The fact that something is paradoxical and even self-contradictory does not invalidate it. Those who have worked in the scientific field are only too aware of the sheer complexity and mysteriousness of reality. The events lying behind the rise of quantum theory, the difficulties of using models in scientific explanation – to name but two factors which I can remember particularly clearly from my own period as a natural scientist – point to the inevitability of paradox and contradiction in any except the most superficial engagement with reality.[42] Our apprehension of reality is partial and fragmentary, whether we are dealing with our knowledge of the natural world or of God. The Enlightenment world-view tended to suppose that reality could be totally apprehended in rational terms, an assumption which still persists in some theological circles, even where it has been abandoned as unrealistic elsewhere. All too many modern theologians cry ‘Contradiction!’, and expect us all to abandon there and then whatever it is that is supposed to be contradictory. But reality just isn’t like that.”

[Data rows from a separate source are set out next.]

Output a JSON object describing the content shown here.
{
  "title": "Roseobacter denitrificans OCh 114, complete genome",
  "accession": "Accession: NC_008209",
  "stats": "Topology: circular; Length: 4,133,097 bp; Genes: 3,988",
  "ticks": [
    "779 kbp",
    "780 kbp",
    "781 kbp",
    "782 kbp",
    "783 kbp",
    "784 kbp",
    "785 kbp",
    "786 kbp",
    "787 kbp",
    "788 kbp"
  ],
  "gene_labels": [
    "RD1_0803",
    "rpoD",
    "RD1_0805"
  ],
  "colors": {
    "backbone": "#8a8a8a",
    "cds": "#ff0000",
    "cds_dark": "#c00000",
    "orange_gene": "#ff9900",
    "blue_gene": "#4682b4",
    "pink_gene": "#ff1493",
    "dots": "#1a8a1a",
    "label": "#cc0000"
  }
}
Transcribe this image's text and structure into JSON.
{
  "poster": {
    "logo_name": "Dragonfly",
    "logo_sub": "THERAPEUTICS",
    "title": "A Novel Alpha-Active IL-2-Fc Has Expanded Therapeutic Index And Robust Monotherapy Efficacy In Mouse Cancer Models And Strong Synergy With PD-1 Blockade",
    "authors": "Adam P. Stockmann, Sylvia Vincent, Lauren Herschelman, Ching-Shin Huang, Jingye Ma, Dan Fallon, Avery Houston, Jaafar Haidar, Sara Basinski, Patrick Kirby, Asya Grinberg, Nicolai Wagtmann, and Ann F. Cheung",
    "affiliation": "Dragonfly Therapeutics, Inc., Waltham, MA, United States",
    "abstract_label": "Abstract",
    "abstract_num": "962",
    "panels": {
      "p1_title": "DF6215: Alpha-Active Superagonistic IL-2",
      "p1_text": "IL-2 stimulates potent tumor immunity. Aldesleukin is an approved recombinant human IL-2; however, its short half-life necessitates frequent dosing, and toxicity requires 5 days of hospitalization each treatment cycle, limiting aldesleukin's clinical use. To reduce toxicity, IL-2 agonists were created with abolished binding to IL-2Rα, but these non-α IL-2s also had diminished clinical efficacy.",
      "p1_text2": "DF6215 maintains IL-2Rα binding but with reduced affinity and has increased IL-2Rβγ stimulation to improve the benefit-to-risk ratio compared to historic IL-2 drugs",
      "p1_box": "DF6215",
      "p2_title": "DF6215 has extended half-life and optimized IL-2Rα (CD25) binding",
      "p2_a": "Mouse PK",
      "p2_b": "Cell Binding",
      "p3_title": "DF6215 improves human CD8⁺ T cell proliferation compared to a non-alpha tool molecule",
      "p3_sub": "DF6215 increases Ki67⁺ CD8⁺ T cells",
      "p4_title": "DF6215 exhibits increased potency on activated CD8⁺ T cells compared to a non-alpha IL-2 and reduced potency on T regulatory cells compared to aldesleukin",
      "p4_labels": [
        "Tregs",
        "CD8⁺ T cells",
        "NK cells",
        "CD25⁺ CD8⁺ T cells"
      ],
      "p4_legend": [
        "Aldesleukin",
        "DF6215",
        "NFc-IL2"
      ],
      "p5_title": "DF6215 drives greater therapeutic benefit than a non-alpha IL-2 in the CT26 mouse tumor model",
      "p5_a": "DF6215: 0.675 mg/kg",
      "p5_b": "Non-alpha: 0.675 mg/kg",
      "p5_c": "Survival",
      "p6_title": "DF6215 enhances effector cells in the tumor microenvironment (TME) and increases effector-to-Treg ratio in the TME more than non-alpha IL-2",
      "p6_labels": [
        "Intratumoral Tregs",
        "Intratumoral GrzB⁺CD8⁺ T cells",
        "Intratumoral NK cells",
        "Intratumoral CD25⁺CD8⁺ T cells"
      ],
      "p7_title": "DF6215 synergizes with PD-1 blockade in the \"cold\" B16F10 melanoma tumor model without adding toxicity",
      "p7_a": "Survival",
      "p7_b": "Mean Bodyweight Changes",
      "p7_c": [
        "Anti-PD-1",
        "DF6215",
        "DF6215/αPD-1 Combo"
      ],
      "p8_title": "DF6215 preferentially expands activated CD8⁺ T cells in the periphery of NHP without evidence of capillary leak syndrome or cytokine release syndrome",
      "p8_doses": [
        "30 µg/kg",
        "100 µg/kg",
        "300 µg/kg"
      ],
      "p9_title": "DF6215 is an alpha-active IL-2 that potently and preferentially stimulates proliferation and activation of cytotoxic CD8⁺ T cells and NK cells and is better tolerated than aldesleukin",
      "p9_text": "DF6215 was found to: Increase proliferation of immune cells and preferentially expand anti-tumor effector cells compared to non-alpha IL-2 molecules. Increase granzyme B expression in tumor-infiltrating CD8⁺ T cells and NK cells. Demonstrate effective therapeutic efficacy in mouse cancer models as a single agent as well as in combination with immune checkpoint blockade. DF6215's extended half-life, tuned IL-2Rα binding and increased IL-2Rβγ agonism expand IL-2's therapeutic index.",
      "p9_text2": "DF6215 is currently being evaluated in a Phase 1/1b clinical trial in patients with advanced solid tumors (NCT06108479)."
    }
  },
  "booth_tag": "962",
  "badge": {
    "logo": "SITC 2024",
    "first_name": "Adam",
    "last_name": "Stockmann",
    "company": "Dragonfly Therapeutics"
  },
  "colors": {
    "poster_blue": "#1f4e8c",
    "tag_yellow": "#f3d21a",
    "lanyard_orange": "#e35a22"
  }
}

It’s fairly easy to determine why the non believing world rejects the idea of the incarnation of Jesus; why, then do those wearing the mantle of “Christianity” reject it? That’s not difficult to discern, either.

How are we saved? Any true reader of God’s Word knows the answer is that we are saved by Grace, through faith. There is not even one iota of work we apply towards securing our salvation. We do not have to work to get it; it is a gift from God. We do not have to work to keep it; we are secured by God. When Jesus said on the Cross, It is finished, it was in fact finished. Why could Jesus finish it? He was God. As eternal God, He had the actual power to forgive on that cross. As eternal God, He could pay the debt for all of humanity past, present, and future. As eternal God, He had the ability to conquer death, and return to life so what we could do the same some day ourselves.

What I just described above is Christianity. Anything else is not. The single greatest heresy and false teaching in the “Church” today is the doctrine of salvation by works. It is not just a heresy, but a damnable heresy. Trust in any other thing besides the completed atoning work of Jesus Christ on the cross will NOT secure a person’s salvation. Let me be clear: if you are still working your way to heaven, you are working the wrong direction.

Why do I say the above? If Jesus was not God, then Jesus needs our help. His death may have set a great example, but did not pay the price in full. His death paid most of it, but we have a few things we have to toss in there to finish the job and to keep it finished. We have to continually re sacrifice Him over and over by rituals and sacraments, because the first time wasn’t enough.Once we have it, we have to do good to keep it, because the power of Jesus is insufficient.

People reject the divinity of Jesus, because they don’t want Him to be God; they want to be God.  We want to be God. We want our set of rules, our set of standards, our legalism to be the means by which we make ourselves right with God. Please don’t misunderstand me here; I do believe God has expectations of developing holiness from His children. I am not advocating license as an alternative for legalism here. Nonetheless, becoming sanctified over time and striving for personal holiness never saves us or keeps us.

We reject the deity of Jesus because we want things our way. What’s new, right? Isn’t this what started the whole problem back in the Garden of Eden? God had made things very simple, and Adam and Eve persisted in making it complicated. It is true that there is nothing new under the sun.